As sondagens falam em aumento da abstenção e em perda de influência da CDU, possivelmente grave (de três eurodeputados para um). O candidato desvaloriza: "O reconhecimento do nosso trabalho leva-nos a ter muita confiança nesta batalha e no resultado que vamos ter." Além do mais, o Parlamento Europeu "não precisa de mais deputados do PS, do PSD ou do CDS". Sempre que pode, João Ferreira mete os socialistas no mesmo saco dos do PSD e do CDS: "No essencial estiveram sempre de acordo." E isso acontece porque, em Bruxelas, não há nenhuma 'geringonça' (palavra que aliás nunca se lhe ouve): "Na Assembleia da República, o PS está condicionado. Quando o PS está livre, como no Parlamento Europeu, alinha à direita em tudo o que é determinante."

Ao mesmo tempo, porém, salvaguarda a solução política das esquerdas, sublinhando que foi o PCP quem, na noite das últimas legislativas, disse que o PS devia governar mesmo tendo perdido das eleições. "O PCP foi o único que disse 'eles [PSD+CDS] não ganharam, eles perderam'." Sempre a medir o tempo, a direção de campanha já tinha arranjado, antes da arruada em Beja, num parque de estacionamento deserto na orla da cidade, cinco minutos "e não mais" para uma conversa a sós entre o candidato e o DN.
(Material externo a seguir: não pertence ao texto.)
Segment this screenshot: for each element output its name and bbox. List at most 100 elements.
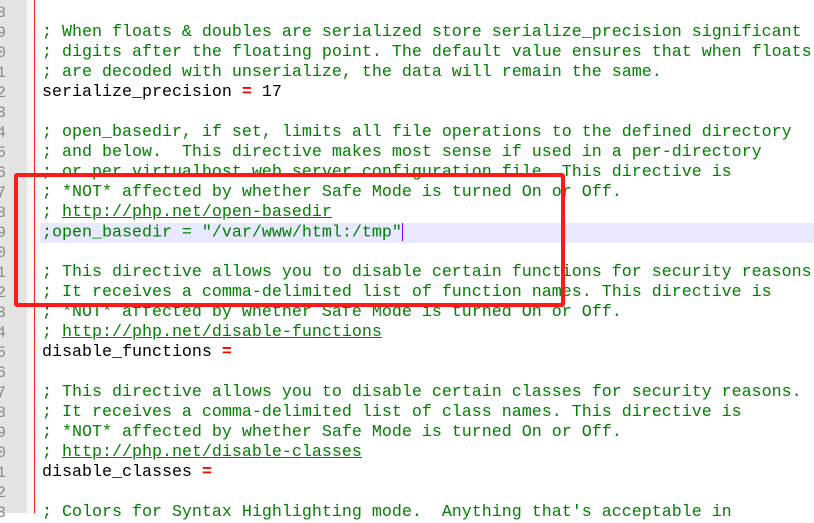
line-number: 6 <box>0 164 6 182</box>
code-line[interactable]: 4 ; http://php.net/disable-functions <box>0 323 814 343</box>
line-number: 7 <box>0 384 6 402</box>
line-text[interactable]: ; It receives a comma-delimited list of … <box>40 283 814 303</box>
code-line[interactable]: 0; http://php.net/disable-classes <box>0 443 814 463</box>
line-number: 3 <box>0 304 6 322</box>
key-token: disable_functions <box>42 343 222 362</box>
line-number: 0 <box>0 444 6 462</box>
op-token: = <box>201 463 212 482</box>
comment-token: ; This directive allows you to disable c… <box>42 263 812 282</box>
comment-token: ; or per virtualhost web server configur… <box>42 163 732 182</box>
comment-token: ; are decoded with unserialize, the data… <box>42 63 662 82</box>
code-line[interactable]: 3 ; *NOT* affected by whether Safe Mode i… <box>0 303 814 323</box>
line-text[interactable]: ; open_basedir, if set, limits all file … <box>40 123 814 143</box>
code-line[interactable]: 2 ; It receives a comma-delimited list of… <box>0 283 814 303</box>
line-text[interactable]: ; *NOT* affected by whether Safe Mode is… <box>40 183 814 203</box>
line-text[interactable]: ; This directive allows you to disable c… <box>40 263 814 283</box>
code-line[interactable]: 8; http://php.net/open-basedir <box>0 203 814 223</box>
comment-token: ; <box>42 443 62 462</box>
comment-token: ; It receives a comma-delimited list of … <box>42 283 772 302</box>
code-line[interactable]: 4 ; open_basedir, if set, limits all file… <box>0 123 814 143</box>
line-number: 2 <box>0 284 6 302</box>
line-number: 9 <box>0 424 6 442</box>
line-number: 9 <box>0 224 6 242</box>
line-text[interactable] <box>40 363 814 383</box>
line-text[interactable]: ; It receives a comma-delimited list of … <box>40 403 814 423</box>
line-text[interactable] <box>40 103 814 123</box>
code-line[interactable]: 0 <box>0 243 814 263</box>
code-line[interactable]: 1 ; are decoded with unserialize, the dat… <box>0 63 814 83</box>
line-number: 1 <box>0 264 6 282</box>
line-text[interactable]: ; http://php.net/disable-classes <box>40 443 814 463</box>
line-text[interactable]: ; are decoded with unserialize, the data… <box>40 63 814 83</box>
line-number: 2 <box>0 484 6 502</box>
line-number: 6 <box>0 364 6 382</box>
line-number: 8 <box>0 404 6 422</box>
code-line[interactable]: 2 serialize_precision = 17 <box>0 83 814 103</box>
comment-token: ;open_basedir = "/var/www/html:/tmp" <box>42 223 402 243</box>
code-editor[interactable]: 8 9 ; When floats & doubles are serialized… <box>0 0 814 522</box>
comment-token: ; open_basedir, if set, limits all file … <box>42 123 792 142</box>
line-text[interactable]: ; and below. This directive makes most s… <box>40 143 814 163</box>
line-text[interactable]: disable_classes = <box>40 463 814 483</box>
comment-token: ; *NOT* affected by whether Safe Mode is… <box>42 303 622 322</box>
line-text[interactable] <box>40 3 814 23</box>
key-token: disable_classes <box>42 463 202 482</box>
line-number: 8 <box>0 4 6 22</box>
key-token: serialize_precision <box>42 83 242 102</box>
code-line[interactable]: 8 <box>0 3 814 23</box>
url-link[interactable]: http://php.net/disable-classes <box>62 443 362 462</box>
line-text[interactable] <box>40 483 814 503</box>
comment-token: ; When floats & doubles are serialized s… <box>42 23 802 42</box>
code-line[interactable]: 6 ; or per virtualhost web server configu… <box>0 163 814 183</box>
code-line[interactable]: 8 ; It receives a comma-delimited list of… <box>0 403 814 423</box>
op-token: = <box>241 83 252 102</box>
url-link[interactable]: http://php.net/disable-functions <box>62 323 382 342</box>
line-text[interactable]: ; When floats & doubles are serialized s… <box>40 23 814 43</box>
line-text[interactable]: ; *NOT* affected by whether Safe Mode is… <box>40 303 814 323</box>
url-link[interactable]: http://php.net/open-basedir <box>62 203 332 222</box>
line-number: 5 <box>0 344 6 362</box>
line-text[interactable]: serialize_precision = 17 <box>40 83 814 103</box>
line-number: 3 <box>0 504 6 522</box>
code-line[interactable]: 5 ; and below. This directive makes most … <box>0 143 814 163</box>
line-text[interactable]: ; or per virtualhost web server configur… <box>40 163 814 183</box>
code-line[interactable]: 3 <box>0 103 814 123</box>
line-text[interactable]: ; http://php.net/open-basedir <box>40 203 814 223</box>
line-number: 8 <box>0 204 6 222</box>
line-number: 4 <box>0 324 6 342</box>
code-line[interactable]: 6 <box>0 363 814 383</box>
code-line[interactable]: 1 ; This directive allows you to disable … <box>0 263 814 283</box>
comment-token: ; digits after the floating point. The d… <box>42 43 812 62</box>
line-number: 5 <box>0 144 6 162</box>
line-number: 9 <box>0 24 6 42</box>
line-number: 1 <box>0 464 6 482</box>
code-line[interactable]: 7 ; *NOT* affected by whether Safe Mode i… <box>0 183 814 203</box>
line-text[interactable]: ; *NOT* affected by whether Safe Mode is… <box>40 423 814 443</box>
line-number: 7 <box>0 184 6 202</box>
comment-token: ; *NOT* affected by whether Safe Mode is… <box>42 423 622 442</box>
line-text[interactable]: disable_functions = <box>40 343 814 363</box>
line-text[interactable] <box>40 243 814 263</box>
line-text[interactable]: ; This directive allows you to disable c… <box>40 383 814 403</box>
code-line[interactable]: 9 ; When floats & doubles are serialized … <box>0 23 814 43</box>
comment-token: ; <box>42 203 62 222</box>
line-number: 4 <box>0 124 6 142</box>
line-text[interactable]: ; Colors for Syntax Highlighting mode. A… <box>40 503 814 523</box>
code-line[interactable]: 2 <box>0 483 814 503</box>
line-text[interactable]: ; digits after the floating point. The d… <box>40 43 814 63</box>
line-number: 2 <box>0 84 6 102</box>
line-number: 0 <box>0 44 6 62</box>
code-line[interactable]: 9 ;open_basedir = "/var/www/html:/tmp" <box>0 223 814 243</box>
line-number: 3 <box>0 104 6 122</box>
line-text[interactable]: ; http://php.net/disable-functions <box>40 323 814 343</box>
line-number: 0 <box>0 244 6 262</box>
comment-token: ; It receives a comma-delimited list of … <box>42 403 742 422</box>
code-line[interactable]: 0 ; digits after the floating point. The … <box>0 43 814 63</box>
code-line[interactable]: 1 disable_classes = <box>0 463 814 483</box>
val-token: 17 <box>251 83 282 102</box>
code-line[interactable]: 7 ; This directive allows you to disable … <box>0 383 814 403</box>
code-line[interactable]: 5 disable_functions = <box>0 343 814 363</box>
code-line[interactable]: 3 ; Colors for Syntax Highlighting mode. … <box>0 503 814 523</box>
line-text[interactable]: ;open_basedir = "/var/www/html:/tmp" <box>40 223 814 243</box>
code-line[interactable]: 9 ; *NOT* affected by whether Safe Mode i… <box>0 423 814 443</box>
Ferreira reconhece que hoje, em 2019, os tempos são "muito diferentes" do que eram em 2014, quando o país ainda estava na ressaca imediata da troika, "com muita revolta e desesperança" - algo decisivo no resultado que a CDU então obteve para o Parlamento Europeu. Mas recusa afirmar se, para a mobilização do PCP, os tempos agora são "diferentes" para melhor ou para pior. Reconhece, quanto muito, uma certa "incompreensão" do eleitorado em geral para com o papel que o PCP teve em 2015 a lançar a solução de esquerda que possibilitou ao PS governar uma legislatura sem maioria. Quanto a futuras 'geringonças', todas as opções em aberto e só há uma certeza: "Iniciou-se um caminho de recuperação de rendimentos. Aqui chegados, o tempo não é para parar nem para andar para trás. É para andar para a frente. E para isso é decisiva uma alteração da relação de forças e um reforço da votação da CDU."

O dia - rotineiro, afinal de contas - terminou em Serpa, com mais um jantar com apoiantes.